Methods: All the papers on PHGG, published from the early 1990s of the Last Century to the Year 2013, have been considered. All types of publications have been included. PubMed, Medline, Ovid were the main sources adopted for data retrieving.
Results: PHGG has been studied in both animals and humans; its safety is well known and several clinical uses are well established.
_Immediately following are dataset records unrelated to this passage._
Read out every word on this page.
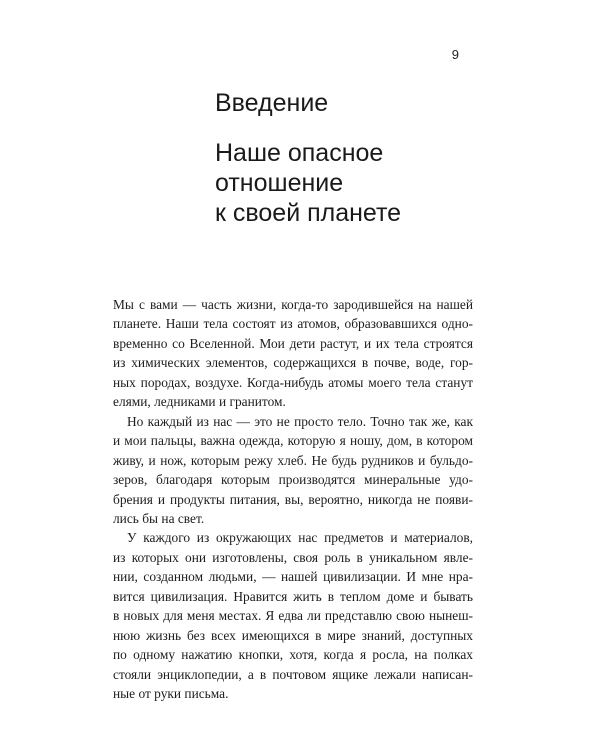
9
Введение
Наше опасное
отношение
к своей планете

Мы с вами — часть жизни, когда-то зародившейся на нашей
планете. Наши тела состоят из атомов, образовавшихся одно-
временно со Вселенной. Мои дети растут, и их тела строятся
из химических элементов, содержащихся в почве, воде, гор-
ных породах, воздухе. Когда-нибудь атомы моего тела станут
елями, ледниками и гранитом.

Но каждый из нас — это не просто тело. Точно так же, как
и мои пальцы, важна одежда, которую я ношу, дом, в котором
живу, и нож, которым режу хлеб. Не будь рудников и бульдо-
зеров, благодаря которым производятся минеральные удо-
брения и продукты питания, вы, вероятно, никогда не появи-
лись бы на свет.

У каждого из окружающих нас предметов и материалов,
из которых они изготовлены, своя роль в уникальном явле-
нии, созданном людьми, — нашей цивилизации. И мне нра-
вится цивилизация. Нравится жить в теплом доме и бывать
в новых для меня местах. Я едва ли представлю свою нынеш-
нюю жизнь без всех имеющихся в мире знаний, доступных
по одному нажатию кнопки, хотя, когда я росла, на полках
стояли энциклопедии, а в почтовом ящике лежали написан-
ные от руки письма.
Concerning the modulation of metabolism in human, very little has been done to date and the studies have been focused, for the most part, on the functional diseases: PHGG has been proved to be useful in treating both IBS –C and D symptoms, not only in adults but also in children; data on constipation are relatively scarce and what can be deduced from the Literature is that the high concentration of fiber gives the PHGG the possibility of being used effectively in acceptable dosages (up to 22 g/day) even in situations such as chronic constipation. The use in clinical nutrition has revealed the flexibility of the compound which, owing to its peculiar characteristics, does not gel and remains liquid, PHGG can be used successfully in patients in enteral nutrition lowering the incidence of diarrhea. New open horizons can be glimpsed for SIBO treatment, lowering or maximizing the antibiotics use.
Conclusion: Not all the fibers are the same: this is a fact. Promoting the specific knowledge of their characteristics is very important if healthcare professionals want to give their patients the best options for functional gastrointestinal disorders or nutritional needs. PHGG (Benefiber™ Novartis CH) has been proved to be safe and effective in promoting gut health.